La cancelación del bautismo

Según el TS los Libros de Bautismo no tienen la condición de fichero, a efectos de LOPD, pues son simple y llanamente una acumulación de datos cuya búsqueda es tarea harto difícil, y cuyo acceso e identificación es muy complicado, por no decir imposible, ya que están ordenados por fechas de bautismo, y no por nombre alfabéticamente, por lo que es necesario el conocimiento de la Parroquia donde se produjo el bautismo, no siendo accesible para terceros distintos del bautizado.

Hace ya tres años que una sentencia del Supremo me llamó la atención, pero que no he sacado a la memoria hasta que un compañero me hizo una consulta. El supuesto planteado ahora, como entonces, es el de un bautizado que ha dejado de ser católico y que pretende que se cancele la anotación de su bautismo en el Libro de Bautismos. No es posible. El porqué lo da la propia LOPD, y es que los libros de bautismo no constituyen “ficheros” a efectos de la legislación sobre protección de datos, pues lo es “todo conjunto organizado de datos de carácter personal, cualquiera que fuera la forma o modalidad de su creación, almacenamiento, organización y acceso”.  Pues bien, los datos personales recogidos en los libros de bautismo no son un conjunto organizado, todo lo contrario, más bien diríamos que un conjunto desorganizado cuya búsqueda es harto difícil, no digamos ya su identificación, pues no están ordenados alfabéticamente, ni por fecha de nacimiento, sino sólo por las fechas de bautismo. Además, es necesario saber la parroquia donde fue bautizado. Y si todo esto fuera poco, encima solo puede acceder a dicho dato el propio bautizado, única persona a la que se le expedirá su partida de bautismo.
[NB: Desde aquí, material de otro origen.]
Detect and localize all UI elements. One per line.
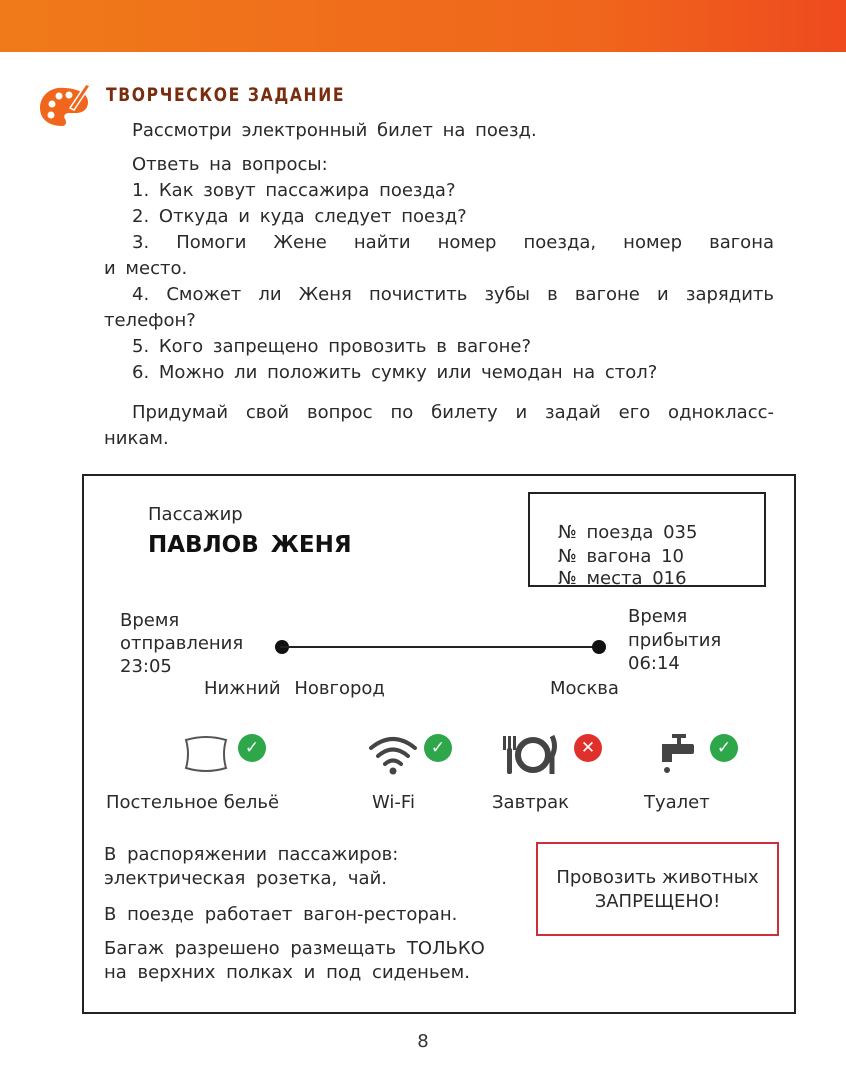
question-1: 1. Как зовут пассажира поезда? <box>132 180 456 201</box>
plate-icon <box>500 732 558 778</box>
arrival-city: Москва <box>550 678 619 699</box>
question-4-cont: телефон? <box>104 310 196 331</box>
departure-city: Нижний Новгород <box>204 678 385 699</box>
breakfast-label: Завтрак <box>492 792 569 813</box>
question-3: 3. Помоги Жене найти номер поезда, номер вагона <box>132 232 774 253</box>
info-luggage-cont: на верхних полках и под сиденьем. <box>104 962 470 983</box>
bedding-status: ✓ <box>238 734 266 762</box>
faucet-icon <box>658 732 698 778</box>
question-3-cont: и место. <box>104 258 188 279</box>
e-ticket <box>82 474 796 1014</box>
question-5: 5. Кого запрещено провозить в вагоне? <box>132 336 532 357</box>
departure-label-2: отправления <box>120 633 244 654</box>
question-6: 6. Можно ли положить сумку или чемодан на стол? <box>132 362 658 383</box>
seat-number: № места 016 <box>558 568 687 589</box>
car-number: № вагона 10 <box>558 546 684 567</box>
task-text-cont: никам. <box>104 428 169 449</box>
animals-warning-line1: Провозить животных <box>556 867 759 888</box>
passenger-label: Пассажир <box>148 504 243 525</box>
intro-text: Рассмотри электронный билет на поезд. <box>132 120 537 141</box>
info-passengers-cont: электрическая розетка, чай. <box>104 868 387 889</box>
task-text: Придумай свой вопрос по билету и задай его однокласс- <box>132 402 774 423</box>
animals-warning-line2: ЗАПРЕЩЕНО! <box>594 891 721 912</box>
palette-icon <box>36 84 92 128</box>
arrival-label: Время <box>628 606 688 627</box>
ticket-numbers-box <box>528 492 766 587</box>
arrival-label-2: прибытия <box>628 630 722 651</box>
departure-label: Время <box>120 610 180 631</box>
breakfast-status: ✕ <box>574 734 602 762</box>
departure-time: 23:05 <box>120 656 172 677</box>
wifi-label: Wi-Fi <box>372 792 415 813</box>
route-line <box>280 646 600 648</box>
toilet-label: Туалет <box>644 792 710 813</box>
bedding-label: Постельное бельё <box>106 792 280 813</box>
top-accent-bar <box>0 0 846 52</box>
wifi-icon <box>368 734 418 776</box>
route-end-dot <box>592 640 606 654</box>
info-passengers: В распоряжении пассажиров: <box>104 844 399 865</box>
page-number: 8 <box>417 1031 429 1052</box>
passenger-name: ПАВЛОВ ЖЕНЯ <box>148 532 352 558</box>
arrival-time: 06:14 <box>628 653 680 674</box>
animals-warning-box <box>536 842 779 936</box>
section-title: ТВОРЧЕСКОЕ ЗАДАНИЕ <box>106 84 346 106</box>
wifi-status: ✓ <box>424 734 452 762</box>
toilet-status: ✓ <box>710 734 738 762</box>
pillow-icon <box>180 734 232 774</box>
question-4: 4. Сможет ли Женя почистить зубы в вагоне и зарядить <box>132 284 774 305</box>
train-number: № поезда 035 <box>558 522 698 543</box>
question-2: 2. Откуда и куда следует поезд? <box>132 206 467 227</box>
info-luggage: Багаж разрешено размещать ТОЛЬКО <box>104 938 485 959</box>
questions-lead: Ответь на вопросы: <box>132 154 328 175</box>
info-restaurant: В поезде работает вагон-ресторан. <box>104 904 458 925</box>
Además, los libros de bautismo no constituyen una relación de miembros de la religión católica ni acreditan la permanencia en la misma de quienes fueron bautizados, por lo que el motivo principal de la cancelación desaparece. Sí, como digo. El bautismo es el Sacramento de iniciación, con el que se exterioriza la relación con Dios. Te da la condición de cristiano, pero no el carnet de socio, ni mucho menos obliga a la permanencia en la religión cristiana. De hecho, no hay precepto en la religión cristiana que te obligue a permanecer en ella.